When visiting London one of my main images with my images was to keep some consistency with what I was photographing. Before the trip, I decided I would make the people of London my main subject, focusing more on the people who live in/visit the town oppose to the town itself – as I believe it’s difference in lifestyles/cultures/backgrounds that pass through London daily makes up the city, every day will bring someone different, not the still buildings that everyone knows they’ll see when visiting.
H U F
P A L A C E
In this photo series I have focused on the urban life in London. I spent a while stood in the same spot, an area in which I knew people of an urban/grunge fashion would be passing through. I looked out for subjects wearing unusual clothing brands or colours, I photographed these people from behind to ensure they were unaware of their photo being taken – I wanted them to be unaware as I did not want them to act in front of a camera. An element of mystery has been added by not photographing their faces, this initially hides their identity however you can begin to piece together the lifestyle they may live when looking at the background, clothing, hair and props (skateboards).

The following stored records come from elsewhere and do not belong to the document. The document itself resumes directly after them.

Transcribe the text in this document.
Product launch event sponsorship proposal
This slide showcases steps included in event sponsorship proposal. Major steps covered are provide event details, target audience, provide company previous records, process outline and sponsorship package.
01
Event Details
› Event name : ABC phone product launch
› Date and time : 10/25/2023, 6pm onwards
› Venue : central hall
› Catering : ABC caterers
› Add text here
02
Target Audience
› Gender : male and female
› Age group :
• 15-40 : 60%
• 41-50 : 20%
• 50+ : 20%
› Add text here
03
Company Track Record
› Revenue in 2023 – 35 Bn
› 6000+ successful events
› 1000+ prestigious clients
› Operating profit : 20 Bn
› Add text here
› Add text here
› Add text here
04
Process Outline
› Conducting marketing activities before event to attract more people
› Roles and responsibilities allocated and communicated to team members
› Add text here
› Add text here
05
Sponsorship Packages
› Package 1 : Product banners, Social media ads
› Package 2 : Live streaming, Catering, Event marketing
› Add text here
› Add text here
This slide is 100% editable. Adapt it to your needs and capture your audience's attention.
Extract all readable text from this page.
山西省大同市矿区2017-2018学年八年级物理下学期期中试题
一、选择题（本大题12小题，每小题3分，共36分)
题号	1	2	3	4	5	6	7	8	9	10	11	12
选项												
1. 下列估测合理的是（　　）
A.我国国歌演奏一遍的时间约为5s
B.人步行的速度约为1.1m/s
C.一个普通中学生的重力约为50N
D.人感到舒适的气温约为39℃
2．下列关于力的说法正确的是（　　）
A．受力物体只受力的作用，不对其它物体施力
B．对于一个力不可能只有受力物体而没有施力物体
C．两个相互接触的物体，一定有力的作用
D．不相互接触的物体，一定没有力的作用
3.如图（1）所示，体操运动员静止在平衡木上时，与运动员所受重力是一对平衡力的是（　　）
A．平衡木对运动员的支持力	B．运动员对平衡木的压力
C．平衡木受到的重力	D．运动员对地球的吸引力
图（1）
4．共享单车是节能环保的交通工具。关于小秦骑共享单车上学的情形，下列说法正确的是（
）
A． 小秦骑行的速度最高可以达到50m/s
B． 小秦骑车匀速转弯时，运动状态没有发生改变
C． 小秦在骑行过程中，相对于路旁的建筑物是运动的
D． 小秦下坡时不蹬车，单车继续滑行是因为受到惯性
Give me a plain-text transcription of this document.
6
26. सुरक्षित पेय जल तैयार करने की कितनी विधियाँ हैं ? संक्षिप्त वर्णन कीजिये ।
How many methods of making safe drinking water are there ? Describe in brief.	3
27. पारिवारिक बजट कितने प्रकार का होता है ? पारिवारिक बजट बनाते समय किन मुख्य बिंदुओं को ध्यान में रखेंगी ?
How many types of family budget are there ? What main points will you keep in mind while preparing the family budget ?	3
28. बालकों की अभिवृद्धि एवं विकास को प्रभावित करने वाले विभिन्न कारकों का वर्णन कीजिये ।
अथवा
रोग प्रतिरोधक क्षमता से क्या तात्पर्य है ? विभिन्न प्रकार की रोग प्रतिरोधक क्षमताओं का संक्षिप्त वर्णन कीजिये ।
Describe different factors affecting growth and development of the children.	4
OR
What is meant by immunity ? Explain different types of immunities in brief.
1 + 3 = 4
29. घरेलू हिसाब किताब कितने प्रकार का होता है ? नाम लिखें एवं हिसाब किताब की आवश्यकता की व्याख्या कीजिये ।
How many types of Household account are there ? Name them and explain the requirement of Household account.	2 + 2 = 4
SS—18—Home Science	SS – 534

MODERNIST PHOTOGRAPHY FROM THE SIR ELTON JOHN COLLECTION
The Radical Eye exhibition is a collection of photographs in flamboyant picture frames. After spending a small while in a rehab center for addiction to alcohol in the 1980’s Sir Elton John began to collect photographs; these images vary from documentary, studio portraits, street photography, surrealism and still life. The images also vary in print size; starting as small as postage stamps with André Kertész 1917 Underwater Swimmer to large format print with glass beads stuck to the subject’s cheeks in Man Ray’s 1932 Glass Tears.
The quality of the images featured in this exhibition are incredible; after watching a short clip of John discussing his collection it seems he used to buy lower quality until he began building his collection; when photography became a passion, he set out to find the originals/higher quality prints of these images, with the price of the prints only being a small matter to him.